Speakers from various countries, including Malta, and others representing major world religions, who took part in a three-day convention in Scicli, Sicily, earlier this month, have called on heads of state and government around the world to commit themselves to include Peace Education as a subject in the curriculum of schools worldwide.

The convention was the 19th which Bruno Ficili, founder and director of the International Association for Peace Education based in Syracuse, organises every year. Prof. Ficili is a tireless promoter of Peace Education and has been nominated 13 times for the Nobel Peace Prize for his mediation efforts in various international conflicts in the last two decades, including Rwanda and the former Yugoslavia.

Appropriately enough, the convention, held in the town’s main cinema theatre, was attended by hundreds of secondary school and university students from Scicli and surrounding towns. The concluding session was held in the town hall, where the delegates’ petition to governments around the world was signed and where the mayor, Giovanni Venticinque, presented Prof. Ficili with the Premio Scicli.

The Maltese speaker, Laurence Grech, non-resident ambassador to the Baltic States, pointed out that Peace Education was already part of the Maltese curriculum of Social Studies, which had been introduced by Fr Dionysius Mintoff, OFM, then Education Officer for Religion in state schools and since 1971 director of the John XXIII Peace Lab at Ħal Far.

Addressing the convention, Mr Grech referred to the Peace Lab and its relatively recent role as shelter for asylum-seekers as an example of the solidarity being shown by Malta towards migrants fleeing war, famine and political turmoil in Africa.

He also spoke about Malta’s role in helping foreigners fleeing the Libyan civil war to return to their homelands. The convention was also addressed by, among others, Faustin Twagiramungu, former prime minister of Rwanda, who has been living in exile in Belgium since the genocide which ravaged his country in 1994; Tarek Arafat, nephew of the late Palestinian leader Yasser Arafat, who is deputy secretary-general of the Palestine Red Crescent Society; and Mordechai Levy, Israeli Ambassador to the Holy See.

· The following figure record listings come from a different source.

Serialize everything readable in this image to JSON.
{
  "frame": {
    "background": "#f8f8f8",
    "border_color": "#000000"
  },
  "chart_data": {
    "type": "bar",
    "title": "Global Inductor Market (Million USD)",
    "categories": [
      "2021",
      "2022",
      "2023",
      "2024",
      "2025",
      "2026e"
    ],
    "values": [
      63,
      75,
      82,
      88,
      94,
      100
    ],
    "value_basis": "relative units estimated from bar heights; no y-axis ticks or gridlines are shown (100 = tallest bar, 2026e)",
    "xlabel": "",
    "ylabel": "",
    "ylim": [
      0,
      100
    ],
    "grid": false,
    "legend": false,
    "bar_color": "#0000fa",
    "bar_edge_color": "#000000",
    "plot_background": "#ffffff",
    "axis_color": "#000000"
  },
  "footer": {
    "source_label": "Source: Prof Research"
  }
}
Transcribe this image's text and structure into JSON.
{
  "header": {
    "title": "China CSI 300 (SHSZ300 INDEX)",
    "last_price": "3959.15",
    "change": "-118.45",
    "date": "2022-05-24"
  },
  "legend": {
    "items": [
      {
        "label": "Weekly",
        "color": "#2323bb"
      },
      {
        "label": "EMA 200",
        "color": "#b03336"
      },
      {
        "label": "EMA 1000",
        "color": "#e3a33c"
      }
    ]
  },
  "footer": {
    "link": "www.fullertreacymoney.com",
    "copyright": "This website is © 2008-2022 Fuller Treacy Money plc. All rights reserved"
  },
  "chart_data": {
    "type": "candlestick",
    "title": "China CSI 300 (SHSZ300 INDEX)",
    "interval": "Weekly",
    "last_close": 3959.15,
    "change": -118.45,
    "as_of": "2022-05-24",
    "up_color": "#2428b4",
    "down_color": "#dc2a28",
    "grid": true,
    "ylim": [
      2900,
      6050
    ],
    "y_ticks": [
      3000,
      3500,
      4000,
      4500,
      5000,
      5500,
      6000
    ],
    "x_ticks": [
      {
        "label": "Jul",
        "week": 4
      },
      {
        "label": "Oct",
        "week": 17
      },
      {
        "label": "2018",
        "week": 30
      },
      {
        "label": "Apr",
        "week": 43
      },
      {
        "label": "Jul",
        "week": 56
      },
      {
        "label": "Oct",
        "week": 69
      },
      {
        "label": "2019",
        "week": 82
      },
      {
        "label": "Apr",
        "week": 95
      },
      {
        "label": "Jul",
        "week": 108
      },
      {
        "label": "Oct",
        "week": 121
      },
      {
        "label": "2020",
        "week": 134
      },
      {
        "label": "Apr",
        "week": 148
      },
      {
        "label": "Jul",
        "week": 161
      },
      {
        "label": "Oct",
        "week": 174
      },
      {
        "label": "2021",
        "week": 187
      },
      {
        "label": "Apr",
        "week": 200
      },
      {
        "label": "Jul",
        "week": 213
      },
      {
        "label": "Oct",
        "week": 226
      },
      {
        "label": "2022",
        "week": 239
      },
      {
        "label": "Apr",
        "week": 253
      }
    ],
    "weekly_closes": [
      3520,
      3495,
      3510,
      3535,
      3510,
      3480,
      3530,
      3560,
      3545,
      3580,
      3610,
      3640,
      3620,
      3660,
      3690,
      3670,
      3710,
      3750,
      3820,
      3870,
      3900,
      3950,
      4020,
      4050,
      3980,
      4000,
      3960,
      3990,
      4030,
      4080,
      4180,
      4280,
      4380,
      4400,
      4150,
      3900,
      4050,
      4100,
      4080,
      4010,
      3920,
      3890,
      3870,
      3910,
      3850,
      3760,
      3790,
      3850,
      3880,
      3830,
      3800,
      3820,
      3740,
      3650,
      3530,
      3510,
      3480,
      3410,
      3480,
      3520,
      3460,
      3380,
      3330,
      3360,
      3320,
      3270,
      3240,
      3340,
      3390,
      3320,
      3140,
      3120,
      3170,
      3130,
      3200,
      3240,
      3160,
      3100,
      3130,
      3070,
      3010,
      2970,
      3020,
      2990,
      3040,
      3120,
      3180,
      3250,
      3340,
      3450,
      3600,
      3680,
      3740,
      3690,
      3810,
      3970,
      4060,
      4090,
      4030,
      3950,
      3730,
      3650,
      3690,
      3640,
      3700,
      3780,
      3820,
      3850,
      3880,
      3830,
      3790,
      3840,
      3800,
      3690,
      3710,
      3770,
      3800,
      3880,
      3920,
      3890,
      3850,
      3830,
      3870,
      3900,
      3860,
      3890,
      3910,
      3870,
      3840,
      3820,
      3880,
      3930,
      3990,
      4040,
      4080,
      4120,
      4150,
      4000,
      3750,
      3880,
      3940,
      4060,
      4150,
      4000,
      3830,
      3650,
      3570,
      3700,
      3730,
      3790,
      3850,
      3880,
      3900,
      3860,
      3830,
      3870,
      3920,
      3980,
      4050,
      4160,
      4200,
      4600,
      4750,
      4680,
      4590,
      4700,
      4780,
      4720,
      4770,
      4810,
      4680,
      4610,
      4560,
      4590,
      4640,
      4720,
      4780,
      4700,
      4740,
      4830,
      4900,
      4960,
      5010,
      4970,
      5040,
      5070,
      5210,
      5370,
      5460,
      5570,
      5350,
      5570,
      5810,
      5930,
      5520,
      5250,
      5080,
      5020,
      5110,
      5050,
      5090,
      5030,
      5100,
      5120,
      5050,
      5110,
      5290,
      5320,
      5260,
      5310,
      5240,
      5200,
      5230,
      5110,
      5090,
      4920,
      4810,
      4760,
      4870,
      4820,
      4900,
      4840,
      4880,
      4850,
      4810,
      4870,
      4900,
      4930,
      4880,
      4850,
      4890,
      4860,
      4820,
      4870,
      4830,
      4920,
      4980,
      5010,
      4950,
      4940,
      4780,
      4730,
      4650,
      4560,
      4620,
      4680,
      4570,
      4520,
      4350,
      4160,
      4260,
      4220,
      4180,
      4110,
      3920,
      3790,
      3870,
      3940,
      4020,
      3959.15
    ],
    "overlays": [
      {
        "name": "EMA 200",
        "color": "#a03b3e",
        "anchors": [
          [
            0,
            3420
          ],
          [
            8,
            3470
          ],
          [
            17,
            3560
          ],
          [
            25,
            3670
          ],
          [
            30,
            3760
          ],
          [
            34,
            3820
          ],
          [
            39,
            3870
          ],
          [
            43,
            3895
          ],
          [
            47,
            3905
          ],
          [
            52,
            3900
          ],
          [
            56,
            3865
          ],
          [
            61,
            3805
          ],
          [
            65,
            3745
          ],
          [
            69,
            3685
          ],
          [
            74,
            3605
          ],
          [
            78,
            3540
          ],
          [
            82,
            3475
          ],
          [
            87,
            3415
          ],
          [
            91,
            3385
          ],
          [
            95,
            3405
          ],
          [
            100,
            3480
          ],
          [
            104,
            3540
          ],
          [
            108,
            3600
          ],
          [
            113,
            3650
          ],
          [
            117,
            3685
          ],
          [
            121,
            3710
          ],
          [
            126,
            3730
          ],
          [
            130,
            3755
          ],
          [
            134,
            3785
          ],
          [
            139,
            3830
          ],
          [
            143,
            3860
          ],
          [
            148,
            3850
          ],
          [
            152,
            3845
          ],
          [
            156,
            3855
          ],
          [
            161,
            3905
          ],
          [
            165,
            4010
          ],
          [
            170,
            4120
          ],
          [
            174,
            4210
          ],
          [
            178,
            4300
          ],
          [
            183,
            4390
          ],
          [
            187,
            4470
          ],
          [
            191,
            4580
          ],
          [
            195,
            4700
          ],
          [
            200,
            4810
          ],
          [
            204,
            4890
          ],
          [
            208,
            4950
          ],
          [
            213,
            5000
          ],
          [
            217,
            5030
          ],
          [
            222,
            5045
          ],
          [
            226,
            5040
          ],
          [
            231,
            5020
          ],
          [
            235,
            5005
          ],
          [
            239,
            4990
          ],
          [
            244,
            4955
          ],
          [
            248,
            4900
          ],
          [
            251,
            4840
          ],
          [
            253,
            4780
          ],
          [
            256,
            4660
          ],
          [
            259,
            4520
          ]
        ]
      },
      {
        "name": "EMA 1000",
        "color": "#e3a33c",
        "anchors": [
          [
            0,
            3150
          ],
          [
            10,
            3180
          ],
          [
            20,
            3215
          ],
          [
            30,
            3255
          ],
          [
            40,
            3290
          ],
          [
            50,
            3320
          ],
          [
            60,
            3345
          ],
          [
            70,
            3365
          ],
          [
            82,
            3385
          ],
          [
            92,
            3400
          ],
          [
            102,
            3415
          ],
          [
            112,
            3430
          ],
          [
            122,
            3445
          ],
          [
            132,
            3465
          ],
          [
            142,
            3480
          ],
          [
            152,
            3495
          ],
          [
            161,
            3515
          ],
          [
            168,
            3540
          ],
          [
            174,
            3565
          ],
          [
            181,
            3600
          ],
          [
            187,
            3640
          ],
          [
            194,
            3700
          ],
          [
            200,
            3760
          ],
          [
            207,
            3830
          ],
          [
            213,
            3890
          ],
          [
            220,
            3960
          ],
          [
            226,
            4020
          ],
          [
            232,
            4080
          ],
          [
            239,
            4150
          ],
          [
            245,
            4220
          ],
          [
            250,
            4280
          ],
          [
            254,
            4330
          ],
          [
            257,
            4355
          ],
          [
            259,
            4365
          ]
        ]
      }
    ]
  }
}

At the conclusion of the convention, Prof. Ficili suggested that Mr Arafat, a medical engineer who lives in Cairo, could use his influence to propose a twinning agreement between Bethlehem and Scicli. Mr Arafat said he would take up the idea, which was warmly welcomed by the mayor of Scicli.

Scicli is a Unesco World Heritage site thanks to its many splendid Baroque churches, palaces and other buildings and certainly worth visiting along with other cities in the province of Ragusa.

It is very close to Pozzallo, which is linked to Malta by catamaran.